Cardiac surveillance of childhood cancer using artificial intelligence-enabled electrocardiograms.
Ivor B Asztalos, Amy Li, Victoria L Vetter, John K Triedman, Joshua Mayourian
Abstract
Open AccessAims: To assess the potential for artificial intelligence-enabled electrocardiogram (AI-ECG) to serve as a long-term cardiac surveillance tool and predict left ventricular systolic dysfunction in childhood cancer patients. Methods and results: We assessed performance of our previously established AI-ECG model to predict left ventricular ejection fraction (LVEF) ≤50% and ≤40% in patients with childhood cancer during internal testing (Boston Children's Hospital) and external validation (Children's Hospital of Philadelphia). The internal test cohort comprised 447 patients [57% male; age at cancer diagnosis 11.2 (5.4-15.7) years; 1553 ECG-echo pairs at median age 13.5 (IQR 7.7-17.9) years; 6.4% with LVEF ≤50%; 1.3% with LVEF ≤40%], 28% with leukaemia, 16% with lymphoma, 8% with neuroblastoma, 8% with sarcoma, 2% with gastrointestinal cancers, 3% with genitourinary cancers, 6% with central nervous system cancers, 11% with other/unspecified cancers, and 18% with missing/unknown cancer labels.
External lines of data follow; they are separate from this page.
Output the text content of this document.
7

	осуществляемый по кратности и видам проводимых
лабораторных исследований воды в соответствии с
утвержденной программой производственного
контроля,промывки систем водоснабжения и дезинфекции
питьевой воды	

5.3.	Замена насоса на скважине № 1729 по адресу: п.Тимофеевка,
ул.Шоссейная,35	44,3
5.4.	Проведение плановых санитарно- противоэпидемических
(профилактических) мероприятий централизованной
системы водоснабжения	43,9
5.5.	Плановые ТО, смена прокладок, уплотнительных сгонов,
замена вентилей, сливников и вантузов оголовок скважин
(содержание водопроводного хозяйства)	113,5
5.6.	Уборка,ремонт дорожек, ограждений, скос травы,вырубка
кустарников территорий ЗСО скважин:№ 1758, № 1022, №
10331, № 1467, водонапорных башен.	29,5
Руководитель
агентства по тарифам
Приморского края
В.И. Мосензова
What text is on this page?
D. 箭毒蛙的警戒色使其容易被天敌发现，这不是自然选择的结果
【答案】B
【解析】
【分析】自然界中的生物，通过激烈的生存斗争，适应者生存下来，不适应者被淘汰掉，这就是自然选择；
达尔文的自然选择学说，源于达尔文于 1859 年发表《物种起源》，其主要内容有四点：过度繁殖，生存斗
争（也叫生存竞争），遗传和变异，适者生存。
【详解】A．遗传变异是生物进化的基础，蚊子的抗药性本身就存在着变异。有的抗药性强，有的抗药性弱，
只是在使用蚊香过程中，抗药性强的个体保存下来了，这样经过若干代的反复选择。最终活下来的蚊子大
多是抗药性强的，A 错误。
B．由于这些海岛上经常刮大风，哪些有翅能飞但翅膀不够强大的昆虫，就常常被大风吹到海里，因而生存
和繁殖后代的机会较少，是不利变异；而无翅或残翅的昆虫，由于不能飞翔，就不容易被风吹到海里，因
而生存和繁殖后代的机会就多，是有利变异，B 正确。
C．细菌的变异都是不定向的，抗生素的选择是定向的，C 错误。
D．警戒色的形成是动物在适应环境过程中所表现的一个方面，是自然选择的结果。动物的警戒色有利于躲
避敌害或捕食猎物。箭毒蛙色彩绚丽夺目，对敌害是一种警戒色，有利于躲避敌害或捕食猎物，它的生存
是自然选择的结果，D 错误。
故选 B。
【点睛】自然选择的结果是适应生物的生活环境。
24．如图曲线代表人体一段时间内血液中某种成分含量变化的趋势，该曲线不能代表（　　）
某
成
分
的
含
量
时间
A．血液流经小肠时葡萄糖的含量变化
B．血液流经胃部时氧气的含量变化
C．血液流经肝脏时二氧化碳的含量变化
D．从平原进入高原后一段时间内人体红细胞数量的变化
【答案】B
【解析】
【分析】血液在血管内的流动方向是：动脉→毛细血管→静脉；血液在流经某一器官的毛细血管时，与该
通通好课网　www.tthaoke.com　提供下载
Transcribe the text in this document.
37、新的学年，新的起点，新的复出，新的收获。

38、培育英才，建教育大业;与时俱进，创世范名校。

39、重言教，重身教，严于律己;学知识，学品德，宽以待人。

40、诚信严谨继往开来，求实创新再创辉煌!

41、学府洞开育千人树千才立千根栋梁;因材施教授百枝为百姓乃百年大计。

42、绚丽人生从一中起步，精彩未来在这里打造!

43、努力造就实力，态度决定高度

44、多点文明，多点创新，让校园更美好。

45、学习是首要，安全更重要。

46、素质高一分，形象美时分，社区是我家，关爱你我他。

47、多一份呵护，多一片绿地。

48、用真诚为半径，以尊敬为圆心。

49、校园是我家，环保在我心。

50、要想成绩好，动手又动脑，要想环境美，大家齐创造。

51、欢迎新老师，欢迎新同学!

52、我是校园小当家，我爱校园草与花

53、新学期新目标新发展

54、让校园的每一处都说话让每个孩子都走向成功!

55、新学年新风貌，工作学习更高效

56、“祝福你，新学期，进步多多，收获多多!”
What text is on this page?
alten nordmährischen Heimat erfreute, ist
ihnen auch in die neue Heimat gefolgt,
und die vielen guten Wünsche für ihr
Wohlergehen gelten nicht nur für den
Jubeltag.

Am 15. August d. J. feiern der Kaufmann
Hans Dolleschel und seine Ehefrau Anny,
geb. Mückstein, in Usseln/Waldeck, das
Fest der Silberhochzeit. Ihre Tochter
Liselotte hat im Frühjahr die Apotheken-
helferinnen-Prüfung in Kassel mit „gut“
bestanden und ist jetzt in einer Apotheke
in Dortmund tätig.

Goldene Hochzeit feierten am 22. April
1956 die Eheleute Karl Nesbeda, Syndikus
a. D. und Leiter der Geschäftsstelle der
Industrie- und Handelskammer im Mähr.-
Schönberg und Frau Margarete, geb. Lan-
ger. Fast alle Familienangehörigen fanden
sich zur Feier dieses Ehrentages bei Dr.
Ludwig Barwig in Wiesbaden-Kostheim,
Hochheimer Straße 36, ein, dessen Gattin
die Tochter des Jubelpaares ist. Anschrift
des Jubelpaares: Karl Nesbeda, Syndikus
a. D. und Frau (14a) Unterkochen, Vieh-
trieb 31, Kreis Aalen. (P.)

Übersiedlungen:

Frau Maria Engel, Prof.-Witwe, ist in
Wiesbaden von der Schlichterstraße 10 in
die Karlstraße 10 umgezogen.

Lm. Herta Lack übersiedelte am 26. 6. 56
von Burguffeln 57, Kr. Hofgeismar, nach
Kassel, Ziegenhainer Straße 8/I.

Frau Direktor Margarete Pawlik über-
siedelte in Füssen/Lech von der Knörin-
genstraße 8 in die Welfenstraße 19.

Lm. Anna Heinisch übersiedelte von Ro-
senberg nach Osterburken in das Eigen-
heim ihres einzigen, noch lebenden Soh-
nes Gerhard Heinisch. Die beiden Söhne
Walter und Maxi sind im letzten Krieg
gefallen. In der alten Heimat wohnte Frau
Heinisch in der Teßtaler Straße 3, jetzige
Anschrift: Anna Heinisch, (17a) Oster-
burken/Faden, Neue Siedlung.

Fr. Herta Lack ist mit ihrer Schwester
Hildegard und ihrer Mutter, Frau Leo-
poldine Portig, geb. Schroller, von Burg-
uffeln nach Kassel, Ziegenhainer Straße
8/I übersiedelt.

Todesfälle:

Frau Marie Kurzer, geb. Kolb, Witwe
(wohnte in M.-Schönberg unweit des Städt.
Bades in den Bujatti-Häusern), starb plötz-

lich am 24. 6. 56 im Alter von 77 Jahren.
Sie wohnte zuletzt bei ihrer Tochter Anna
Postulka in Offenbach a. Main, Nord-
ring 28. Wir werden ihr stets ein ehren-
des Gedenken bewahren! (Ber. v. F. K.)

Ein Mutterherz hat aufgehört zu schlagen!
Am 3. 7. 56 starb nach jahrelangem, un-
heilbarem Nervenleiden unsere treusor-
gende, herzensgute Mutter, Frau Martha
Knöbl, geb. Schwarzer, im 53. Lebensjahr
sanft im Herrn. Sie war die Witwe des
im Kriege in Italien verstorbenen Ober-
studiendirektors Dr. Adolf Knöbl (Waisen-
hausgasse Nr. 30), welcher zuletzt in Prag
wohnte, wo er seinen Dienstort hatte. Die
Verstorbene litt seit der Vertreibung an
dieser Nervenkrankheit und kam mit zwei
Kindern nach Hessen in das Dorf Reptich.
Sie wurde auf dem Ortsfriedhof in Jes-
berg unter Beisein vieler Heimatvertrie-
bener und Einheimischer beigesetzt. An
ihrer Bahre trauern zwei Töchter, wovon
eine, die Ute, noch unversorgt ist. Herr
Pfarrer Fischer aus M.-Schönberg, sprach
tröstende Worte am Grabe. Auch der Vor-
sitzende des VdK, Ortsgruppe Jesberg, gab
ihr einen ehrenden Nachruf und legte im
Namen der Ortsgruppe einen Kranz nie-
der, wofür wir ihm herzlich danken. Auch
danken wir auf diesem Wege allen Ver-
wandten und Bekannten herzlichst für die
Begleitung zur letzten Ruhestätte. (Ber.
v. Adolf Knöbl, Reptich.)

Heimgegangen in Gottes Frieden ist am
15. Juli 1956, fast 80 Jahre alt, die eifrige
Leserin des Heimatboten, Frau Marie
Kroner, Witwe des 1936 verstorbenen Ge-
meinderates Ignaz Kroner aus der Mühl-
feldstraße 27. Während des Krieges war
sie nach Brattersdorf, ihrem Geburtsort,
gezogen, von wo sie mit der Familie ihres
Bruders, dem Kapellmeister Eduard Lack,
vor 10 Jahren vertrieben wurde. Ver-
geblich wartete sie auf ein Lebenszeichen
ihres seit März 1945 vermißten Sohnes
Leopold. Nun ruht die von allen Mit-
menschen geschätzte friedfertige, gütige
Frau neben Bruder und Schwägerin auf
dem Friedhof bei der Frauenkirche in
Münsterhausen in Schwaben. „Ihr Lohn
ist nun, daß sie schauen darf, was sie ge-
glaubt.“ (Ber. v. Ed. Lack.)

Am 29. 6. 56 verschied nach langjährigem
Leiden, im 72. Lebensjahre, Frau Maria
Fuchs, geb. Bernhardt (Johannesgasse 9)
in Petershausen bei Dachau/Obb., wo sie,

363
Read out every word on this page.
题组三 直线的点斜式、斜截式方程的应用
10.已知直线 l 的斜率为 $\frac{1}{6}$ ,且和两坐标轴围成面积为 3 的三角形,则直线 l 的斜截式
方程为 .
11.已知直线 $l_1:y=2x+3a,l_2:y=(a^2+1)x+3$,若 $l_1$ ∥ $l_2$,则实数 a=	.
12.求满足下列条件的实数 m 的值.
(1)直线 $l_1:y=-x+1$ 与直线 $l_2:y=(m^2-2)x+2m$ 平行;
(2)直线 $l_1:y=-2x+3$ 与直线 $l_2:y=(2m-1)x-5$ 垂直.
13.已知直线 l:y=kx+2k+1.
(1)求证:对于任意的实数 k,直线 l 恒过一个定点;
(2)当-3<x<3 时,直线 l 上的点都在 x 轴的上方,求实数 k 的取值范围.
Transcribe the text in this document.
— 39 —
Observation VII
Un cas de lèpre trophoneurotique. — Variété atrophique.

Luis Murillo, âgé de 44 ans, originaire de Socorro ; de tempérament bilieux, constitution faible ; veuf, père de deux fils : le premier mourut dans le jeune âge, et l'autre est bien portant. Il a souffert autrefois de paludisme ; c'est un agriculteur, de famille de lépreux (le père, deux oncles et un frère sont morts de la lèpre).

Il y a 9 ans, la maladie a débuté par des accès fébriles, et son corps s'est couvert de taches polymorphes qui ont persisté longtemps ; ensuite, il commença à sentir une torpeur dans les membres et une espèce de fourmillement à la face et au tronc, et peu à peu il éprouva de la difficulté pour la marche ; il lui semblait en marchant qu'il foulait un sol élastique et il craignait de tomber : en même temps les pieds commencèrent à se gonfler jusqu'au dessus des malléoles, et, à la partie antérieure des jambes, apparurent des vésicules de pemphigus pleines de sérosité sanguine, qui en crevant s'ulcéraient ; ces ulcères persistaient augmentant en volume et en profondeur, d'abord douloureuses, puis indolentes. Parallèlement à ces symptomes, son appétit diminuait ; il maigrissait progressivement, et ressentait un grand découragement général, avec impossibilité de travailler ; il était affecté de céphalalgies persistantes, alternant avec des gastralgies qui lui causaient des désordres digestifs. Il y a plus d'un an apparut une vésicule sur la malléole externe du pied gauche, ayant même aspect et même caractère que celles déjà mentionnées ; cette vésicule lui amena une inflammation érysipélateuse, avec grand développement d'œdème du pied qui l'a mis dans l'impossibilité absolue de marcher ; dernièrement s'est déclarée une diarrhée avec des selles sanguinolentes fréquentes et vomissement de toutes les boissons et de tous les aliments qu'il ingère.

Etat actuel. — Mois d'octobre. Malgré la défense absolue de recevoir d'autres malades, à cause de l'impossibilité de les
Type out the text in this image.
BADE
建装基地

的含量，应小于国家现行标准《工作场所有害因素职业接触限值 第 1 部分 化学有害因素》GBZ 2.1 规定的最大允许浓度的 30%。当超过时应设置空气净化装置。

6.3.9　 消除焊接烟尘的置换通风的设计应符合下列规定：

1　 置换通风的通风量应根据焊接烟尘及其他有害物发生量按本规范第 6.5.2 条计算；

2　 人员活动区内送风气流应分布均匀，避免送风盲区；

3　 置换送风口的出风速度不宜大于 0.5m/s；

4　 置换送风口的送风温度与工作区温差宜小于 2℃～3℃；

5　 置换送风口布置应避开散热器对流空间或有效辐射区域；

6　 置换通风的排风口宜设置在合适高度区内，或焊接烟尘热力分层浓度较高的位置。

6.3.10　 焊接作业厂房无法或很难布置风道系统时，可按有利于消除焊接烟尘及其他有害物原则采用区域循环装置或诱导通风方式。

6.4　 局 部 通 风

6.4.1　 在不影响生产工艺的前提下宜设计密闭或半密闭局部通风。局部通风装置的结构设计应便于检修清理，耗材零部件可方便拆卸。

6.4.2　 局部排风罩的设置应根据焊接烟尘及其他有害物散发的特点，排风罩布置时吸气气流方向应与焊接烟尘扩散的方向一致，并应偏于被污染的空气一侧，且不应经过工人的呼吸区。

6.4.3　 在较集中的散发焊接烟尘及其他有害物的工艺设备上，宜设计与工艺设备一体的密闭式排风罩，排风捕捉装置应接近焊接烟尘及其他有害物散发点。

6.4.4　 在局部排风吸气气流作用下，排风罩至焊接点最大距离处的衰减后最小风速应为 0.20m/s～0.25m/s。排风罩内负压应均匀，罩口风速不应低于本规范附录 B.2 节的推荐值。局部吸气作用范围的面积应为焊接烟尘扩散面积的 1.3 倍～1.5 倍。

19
Treatment strategies included anthracyclines (35%), bone marrow transplant (7%), and radiation (1%). The external test cohort comprised 2964 patients [55.4% male; 7054 ECG-echo pairs at median age 11.6 (IQR 6.8-15.1) years; 2.5% with LVEF ≤50%; 0.9% with LVEF ≤40%]. Similar AUROCs (0.80-0.85), sensitivities (0.75-0.82), NPVs (0.986-0.996), and percent predicted negative (51-65%) were obtained across institutions to predict LVEF ≤50%, outperforming a biomarker-based model benchmark. Patients with high AI-ECG risk scores for LVEF ≤50% had higher rates of mortality [hazard ratio 3.1 (95% CI 1.8-5.3), P < 0.001] compared to patients with low AI-ECG risk scores. Conclusion: AI-ECG shows promise as a digital biomarker for cardiac surveillance in the vulnerable childhood cancer survivor population.